= Navy Records Society =

The Navy Records Society was established in 1893 as a scholarly text publication society to publish historical documents relating to the history of the Royal Navy. Professor Sir John Knox Laughton and Admiral Sir Cyprian Bridge were the key leaders who organized the society, basing it on the model of earlier organisations such as the Hakluyt Society and the Camden Society. The American naval historian, Rear Admiral Alfred Thayer Mahan, was one of the first overseas members to join the Navy Records Society.

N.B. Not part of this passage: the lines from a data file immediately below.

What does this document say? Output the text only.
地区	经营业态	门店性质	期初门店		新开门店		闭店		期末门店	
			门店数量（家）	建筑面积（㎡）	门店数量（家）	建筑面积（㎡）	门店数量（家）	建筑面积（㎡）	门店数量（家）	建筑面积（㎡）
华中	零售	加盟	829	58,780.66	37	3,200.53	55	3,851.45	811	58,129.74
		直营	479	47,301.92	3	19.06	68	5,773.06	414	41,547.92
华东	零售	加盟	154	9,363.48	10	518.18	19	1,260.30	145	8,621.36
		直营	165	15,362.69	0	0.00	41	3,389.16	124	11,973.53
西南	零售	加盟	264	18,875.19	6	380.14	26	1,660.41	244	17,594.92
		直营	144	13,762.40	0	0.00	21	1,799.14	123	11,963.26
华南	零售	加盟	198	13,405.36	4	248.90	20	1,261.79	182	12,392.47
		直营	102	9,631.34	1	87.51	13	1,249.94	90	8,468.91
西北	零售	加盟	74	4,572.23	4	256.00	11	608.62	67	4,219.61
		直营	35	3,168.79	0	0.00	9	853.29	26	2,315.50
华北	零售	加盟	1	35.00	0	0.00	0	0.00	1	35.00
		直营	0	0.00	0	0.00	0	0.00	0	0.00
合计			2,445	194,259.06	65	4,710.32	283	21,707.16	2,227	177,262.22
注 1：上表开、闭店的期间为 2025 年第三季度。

The society has published volumes of original documents and papers almost every year since its foundation. The volumes cover all the major figures in British naval history, such as Nelson, Beatty and Cunningham, and a wide range of topics, from signals and shipbuilding to strategy and politics. In 2006 the NRS published its 150th volume.

== Recent volumes ==

| Year | Editor | Title | Volume Number |
|---|---|---|---|
| 2016 | Paul Halpern | The Mediterranean Fleet, 1930–1939 ISBN 9781317024132 | 162 |
| 2014 | Dr M. S. Seligmann, Dr F. Nägler, Professor M. Epkenhans | The Naval Route to the Abyss: The Anglo-German Naval Race, 1895–1914 ISBN 9781472440938 | 161 |
| 2013 | Professor D. M. Loades, Dr C. S. Knighton | Elizabethan Naval Administration | 160 |
| 2012 | Dr B. Jones | The Fleet Air Arm in the Second World War, Volume I, 1939–1941 | 159 |
| 2011 | Professor P. Halpern | The Royal Navy and the Mediterranean, 1919–1929 | 158 |
| 2010 | Professor D. M. Loades, Dr C. S. Knighton | The Navy of Edward VI and Mary I | 157 |
| 2010 | M. Simpson | Anglo-American Naval Relations, 1919–1939 ISBN 9781351958349 | 156 |
| 2009 | Dr J. Byrn | Naval Courts Martial, 1793–1815 | 155 |
| 2009 | P. MacDougal | Chatham Dockyard, 1815–1865. The Industrial Transformation | 154 |
| 2008 | Dr S. Rose | The Naval Miscellany, Volume VII | 153 |

== Online magazine ==

The society has recently augmented its traditional book publishing activities with the launch of its Online Magazine, an ever-expanding online archive of miscellaneous British naval records. The online collection includes records in archives and museums as well as those in private collections which would otherwise never be seen. New postings to the archive are made at least once per month throughout the year. Every posting receives a detailed introduction explaining how or why the record is important and is posted alongside relevant links in the collection of the Royal Museums Greenwich and, where appropriate, relevant videos. Members can share their knowledge and comment on every posting.